Screenshot 2025-08-20 at 10.38.33 PM.pngSpecifically, you can see through the logs the following key messages:

  1. {“method”:“initialize”,“params”: {…} ,“jsonrpc”:“2.0”,“id”:0}: The first message that a client needs to send to a server to connect to the server.

  2. {“method”:“notifications/initialized”,“jsonrpc”:“2.0”}: The confirmation message from the server that the client is properly connected.

  3. {“method”:“tools/list”,“params”:{},“jsonrpc”:“2.0”,“id”:2}: The message that the client sends in order to learn about the tools that the MCP server provides.

  4. {“jsonrpc”:“2.0”,“id”:2,“result”:{“tools”:[{“name”:“puppeteer_navigate”,“description”:“Navigate to a URL”,“inputSchema”:{“type”:“object”,“properties”:{“url”:{“type”:“string”}},“required”:[“url”]}}…]}}: The list of tools that the server exposes to the MCP client.

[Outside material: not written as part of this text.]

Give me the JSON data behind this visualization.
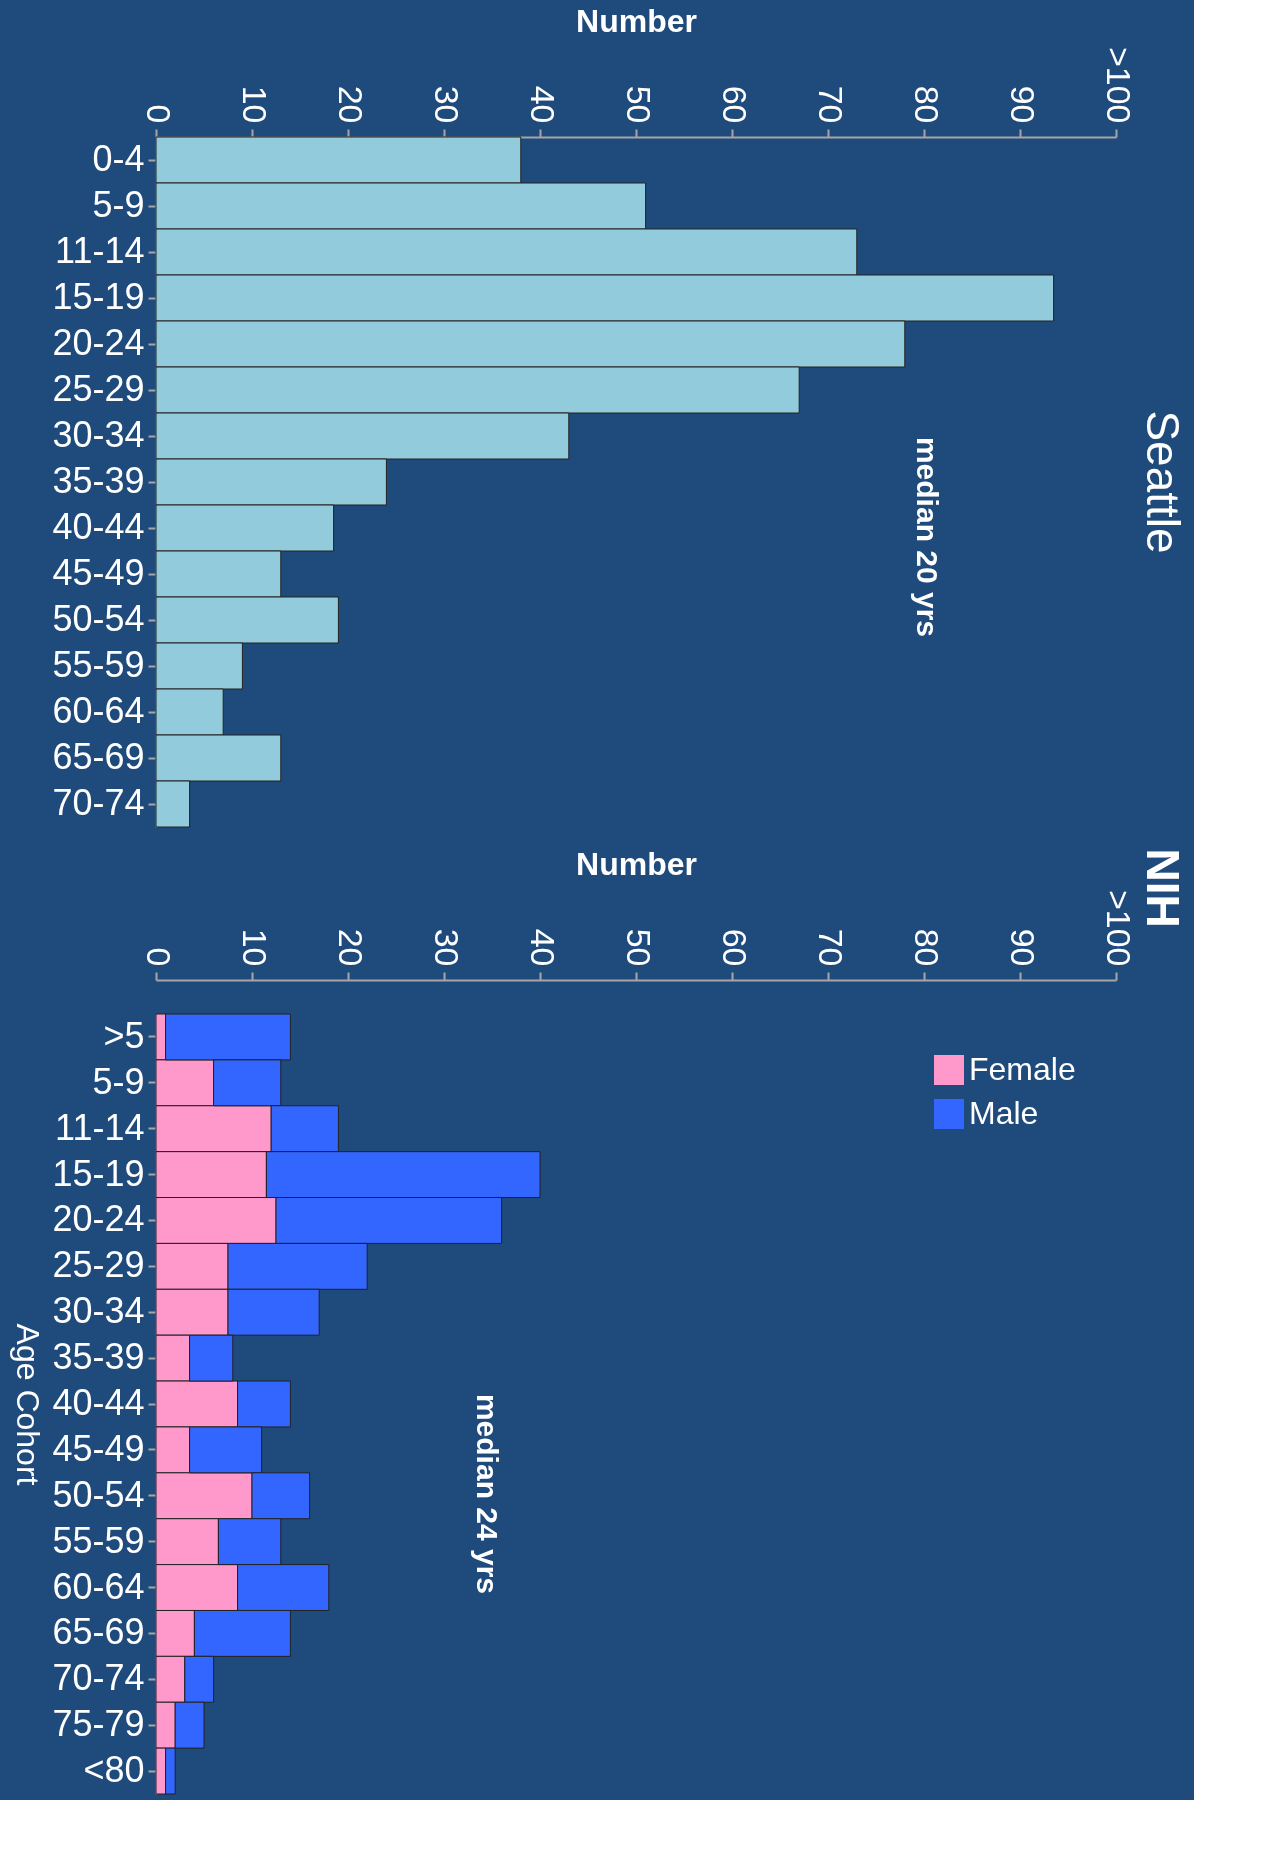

Notice that the result provides the full schema for parameters that the client will need to include for the tool call.

  5. { “jsonrpc”: “2.0”, “id”: 3, “method”: “tools/call”, “params”: { “name”: “puppeteer_navigate”, “arguments”: { “url”: “https://example.com” } } } (not in screenshot): The actual call, from the client to the server invoking the puppeteer_navigate method and receiving the results of the navigation.

By observing the logs, we can quickly understand that what the MCP “data layer”, the schema of the MCP messages, actually is: simple remote procedure calls, communicated using JSON and following a specific structure.

You can actually see a similar explanation by example in the MCP docs. But seeing it in actual application logs confirms that this is how it actually works in practice.

Enter MCP Interceptor - a remote MCP proxy

Digging into the logs for each MCP server I was trying out was tedious. And I wanted to have an easier way to visualize the MCP messages of a live conversation, as the conversation was happening, without the MCP client hiding the exact JSON-RPC messages being sent back & forth. So I built MCP Interceptor.

Screenshot 2025-08-20 at 11.01.06 PM.pngMCP Interceptor is a simple web application that acts as a proxy to a remote MCP server (that uses the Streamable HTTP Transport). Once you configure the remote MCP server you want to use, you will receive a proxy URL. You can then use this proxy URL to configure your MCP client.

Screenshot 2025-08-20 at 11.03.50 PM.pngFor instance, you can configure Claude Code to use MCP Interceptor claude mcp add --transport http demo-weather <MCP-Interceptor-Proxy-Endpoint-Here> . Then, when you load up Claude Code, you’ll observe that Claude Code will immediately connect to the MCP server and run the tools/list command to learn what tools the MCP server provides.

Try it out yourself! https://mcp-interceptor.appsinprogress.com/ You can even test it with the sample random weather MCP server I built as part of this process.

What started out as an attempt to peek behind the curtain of the MCP SDKs ended up turning into a cool little side project that uses Cloudflare Durable Objects and Workers under the hood to simplify visualizing MCP logs in real-time (the code is available here). I think it’s pretty cool to see the logs show up in real time. There is no magic here: it’s LLMs generating the parameters to call functions, with MCP acting as the standard protocol that makes it easy for new tools to be added to clients on the fly.